I swore I would do what I could, by all means necessary. So I did. I knew that I would be pretty sick and tired of the monotony of training and getting healthy after a while. So I planned for that too. I decided that if I was gonna be stuck training my ass off just to get in shape enough to be capable of doing my job, I might as well train somewhere nice. So I flew down to the Virgin Islands for the month of February. I brought my resistance bands and made do with what I had when I got there and stuck to my regimen. Man, my mood was a lifted quite a bit doing those lunges on a balcony overlooking the bay of Charlotte Amalie in the warm morning glow of the sunrise. My runs seemed to be a little better when it was along the western coast of St. Croix as the sun was setting over the ocean versus a treadmill at the local YMCA. I couldn't complain too much. Good thinking Zach.

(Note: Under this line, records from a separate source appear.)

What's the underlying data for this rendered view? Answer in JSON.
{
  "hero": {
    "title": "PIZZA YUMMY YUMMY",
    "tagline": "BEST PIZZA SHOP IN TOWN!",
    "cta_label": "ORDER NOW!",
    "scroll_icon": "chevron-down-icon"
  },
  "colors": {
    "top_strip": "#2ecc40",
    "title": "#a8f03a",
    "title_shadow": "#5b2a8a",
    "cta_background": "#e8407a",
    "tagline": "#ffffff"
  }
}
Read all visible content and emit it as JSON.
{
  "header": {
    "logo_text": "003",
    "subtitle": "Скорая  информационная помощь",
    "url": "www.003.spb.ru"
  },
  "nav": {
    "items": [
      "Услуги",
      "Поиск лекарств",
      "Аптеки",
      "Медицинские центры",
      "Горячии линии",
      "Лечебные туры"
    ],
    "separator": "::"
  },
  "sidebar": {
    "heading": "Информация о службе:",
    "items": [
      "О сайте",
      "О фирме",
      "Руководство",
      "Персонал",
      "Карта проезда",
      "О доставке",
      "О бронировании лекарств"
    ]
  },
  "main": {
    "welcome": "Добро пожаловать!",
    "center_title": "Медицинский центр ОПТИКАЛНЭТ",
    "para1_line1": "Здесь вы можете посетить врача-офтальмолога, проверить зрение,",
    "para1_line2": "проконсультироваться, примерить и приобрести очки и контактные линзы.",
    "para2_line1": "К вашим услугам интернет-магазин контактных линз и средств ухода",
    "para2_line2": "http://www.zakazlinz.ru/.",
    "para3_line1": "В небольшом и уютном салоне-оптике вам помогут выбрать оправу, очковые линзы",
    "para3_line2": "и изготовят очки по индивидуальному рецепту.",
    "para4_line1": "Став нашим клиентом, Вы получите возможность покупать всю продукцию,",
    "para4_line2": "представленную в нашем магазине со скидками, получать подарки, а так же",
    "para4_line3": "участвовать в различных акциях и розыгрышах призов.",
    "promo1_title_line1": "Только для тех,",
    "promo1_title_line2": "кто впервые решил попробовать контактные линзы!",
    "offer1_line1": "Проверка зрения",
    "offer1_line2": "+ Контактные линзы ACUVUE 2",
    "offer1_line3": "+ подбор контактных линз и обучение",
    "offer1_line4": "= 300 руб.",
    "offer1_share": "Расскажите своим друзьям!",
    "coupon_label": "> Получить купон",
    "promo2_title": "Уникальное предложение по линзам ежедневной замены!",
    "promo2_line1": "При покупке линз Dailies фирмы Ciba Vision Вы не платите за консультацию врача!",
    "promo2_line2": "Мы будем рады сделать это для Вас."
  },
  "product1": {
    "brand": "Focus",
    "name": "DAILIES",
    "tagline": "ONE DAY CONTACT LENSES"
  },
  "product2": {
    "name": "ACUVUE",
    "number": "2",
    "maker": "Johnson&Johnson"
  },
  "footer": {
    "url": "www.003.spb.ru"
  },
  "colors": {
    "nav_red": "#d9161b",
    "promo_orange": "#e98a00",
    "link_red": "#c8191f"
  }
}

 By the time I was leaving for the first week of Critical 80 with Wyoming I felt as though I was in a pretty good spot. Well, I was in as good of a spot as I could be, considering what I had just undergone in the past few months. I went in to day one as nervous as everyone else, but I completed it. Of course, getting a lil hypoglycemic wasn't in the plans. But a little bit of trail mix slipped to me by a crew member fixed that after a while. Nonetheless, the hip felt fine. I soon completed training, and then a couple rolls, and then the season. I felt great the whole way. Without hubris, I chalk it up to betting on myself. I hate that I had to omit some truth to my supervisors about my health in the off-season during our fitness check-ins, but I'da been damned if I was gonna let that stop me from getting on the crew. That was my thought. Leave it all on the line. If I don't make it up the hill on day one of Criticals, then I guess I'm not supposed to be a hotshot. It would have been one hell of an awful way to find out, but that's what it was gonna come down to. With a little training, a little determination, and a lotta help from the big man upstairs, I never had to experience what "not making it" felt like. And I'm grateful for that.

I guess my message is in the post title: bet on yourself. Don't count yourself out. There's a way to achieve what you want. It might take a little figuring out, it might take a little time, it might take a little pain, it might take a set back first. One thing I've always heard is that things seem to get worse before they get better. That definitely was the case for me in this scenario. Keep that in mind in your own life. Use that one old cliche-sounding phrase. "Minor setback for a major comeback" or somethin' like that. Bet on yourself, not against yourself. Then do all the little things that you have to do in order to accomplish the big thing in your crosshairs. We'll get there. Just keep livin'.